Das Grundstück der Spreewald-Schule ist dicht bewachsen und nur durch einen niedrigen Zaun geschützt.Foto: Susanne Vieth-Entus

Nach den neuerlichen Gewaltvorfällen im Umfeld der Berliner Spreewald-Schule hat das Bezirksamt Tempelhof-Schöneberg am Dienstag beschlossen, einen Wachschutz an der Grundschule zu finanzieren. Dies teilte Bildungsstadtrat Oliver Schworck (SPD) am Dienstagabend im Schulausschuss mit. Der Wachschutz solle an diesem Mittwoch seinen Dienst antreten und bis zu den Sommerferien bleiben. Der Einsatz ist werktags bis 18 Uhr beauftragt.

Von einer „vernünftigen Entscheidung“, sprach die schulpolitische Sprecherin der Grünen, Martina Zander-Rade. Der schulpolitische Sprecher der SPD-Fraktion in der BVV, Juso-Chef Kevin Kühnert, kündigte gegenüber dem Tagesspiegel an, dass die Situation der Schule im nächsten Schulausschuss am 3. Juli ausführlich behandelt werden solle. Sie sei „froh, dass wir in den letzten Wochen vor den Ferien ruhig arbeiten können“, sagte Schulleiterin Doris Unzeitig.

Der Bezirk wollte zunächst nicht zahlen

Wie berichtet, hatte die Schulkonferenz der Schule im Winter entschieden, dass ein Wachschutz nötig. Vorausgegangen waren Probleme mit Schulfremden, aber auch mit Eltern, die handgreiflich wurde. Die Situation hatte sich so zugespitzt, dass die Schule sogar bereit war, die Sicherheitsleute mit eigenem Geld aus dem Brennpunktprogramm zu finanzieren, was sie allerdings nicht durfte, weshalb der Wachschutz nur im März und April da war. Anders als Neukölln und - in einem Einzelfall auch Spandau - war Tempelhof-Schöneberg nicht bereit, den Wachschutz aus eigenen Bezirksmitteln zu bezahlen, so dass die Schule seit Anfang Mai wieder ungeschützt war.

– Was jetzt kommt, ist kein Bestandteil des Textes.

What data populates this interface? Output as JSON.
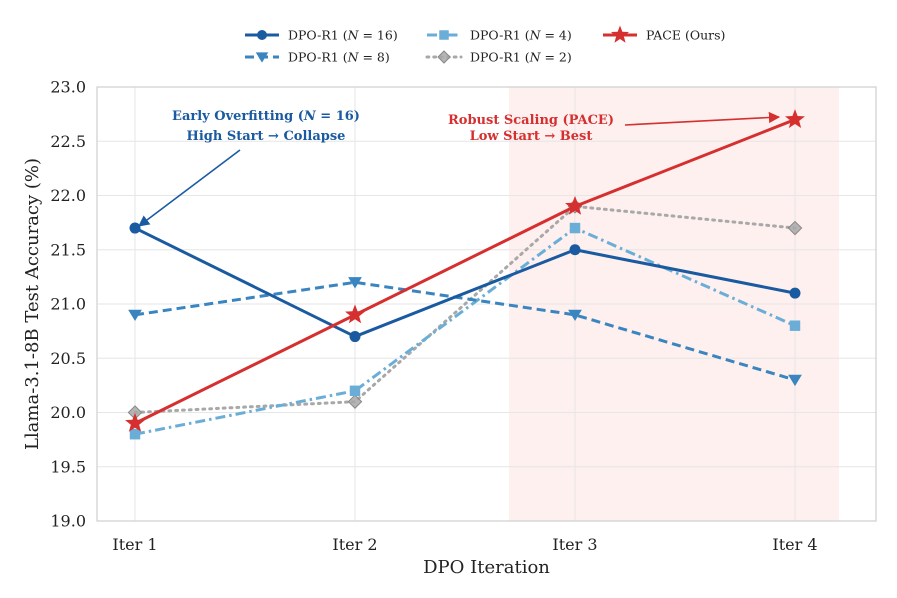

Zugewachsen: Die Spreewald-Schule - hier die Turnhalle mit der gesperrten Hortetage - befindet sich auf unübersichtlichem Gelände.
Zugewachsen: Die Spreewald-Schule - hier die Turnhalle mit der gesperrten Hortetage - befindet sich auf unübersichtlichem Gelände.Foto: Susanne Vieth-Entus

Mitte Mai ereignete sich dann ein Vorfall mit einem Exhibitionisten: Er entblößte sich vor einer Mitarbeiterin der Schule nur zwei Meter neben dem - niedrigen - Zaun der Schule: Entlang der Gleditschstraße ist das Schulgrundstück teilweise zugewuchert und völlig unübersichtlich. Ähnlich stellt sich die Lage auf dem Schulgelände hinter Turnhalle und Mensa dar: Hier gab es einst eine attraktive Außenanlage mit Holztreppen, die nicht nur als Fluchtweg vorgesehen war, sondern bis heute von nächtlichen Besuchern frequentiert wird.

Die Holzstufen sind so marode, dass sie nicht mehr als Fluchtweg taugen, so dass die Mensa nicht genutzt werden darf: Die Schüler essen schon seit 2017 provisorisch im Hauptgebäude.

Ein Bauzaun als provisorischer Schutz

Nun soll es aber voran gehen. "Wir wollen der Schule so schnell es geht helfen", betonte Baustadtrat Jörn Oltmann (Grüne) gegenüber dem Tagesspiegel. Zunächst werde jetzt der Rettungsweg über dem Dach der Turnhalle zu Ende gebaut. Das soll Ende August abgeschlossen sein. Der Bauzaun zur Errichtung dieses Rettungsweges soll so um das Grundstück gezogen und verschraubt werden, dass er übergangsweise als provisorischer Schutz dient, bis anschließend der innenliegende neue Zaun gezogen werden kann, erläuterte Oltmann.

Die Verzögerungen bei der Sanierung der Anlage haben mehrere Gründe: Zunächst die jahrelangen Sparhaushalte, dann die verschiedenen Zuständigkeiten - Grünflächen-, Bau- und Schulamt -, dazu die besonderen Probleme, die mit der anspruchsvollen Konstruktion des Turnhallen- und Mensagebäudes sowie der Außenanlagen zu tun haben.

"Die Schule ist gestraft durch eine Verkettung von Problemen", sagte der SPD-Verordnete Kühnert. Die Sommerpause müsse genutzt werden, um bessere Rahmenbedingungen zu schaffen. Der jetzige Zustand sei "so nicht haltbar", hatte er am Montag auf Anfrage gesagt. Am Dienstag dann gab es den Beschluss im Bezirksamt.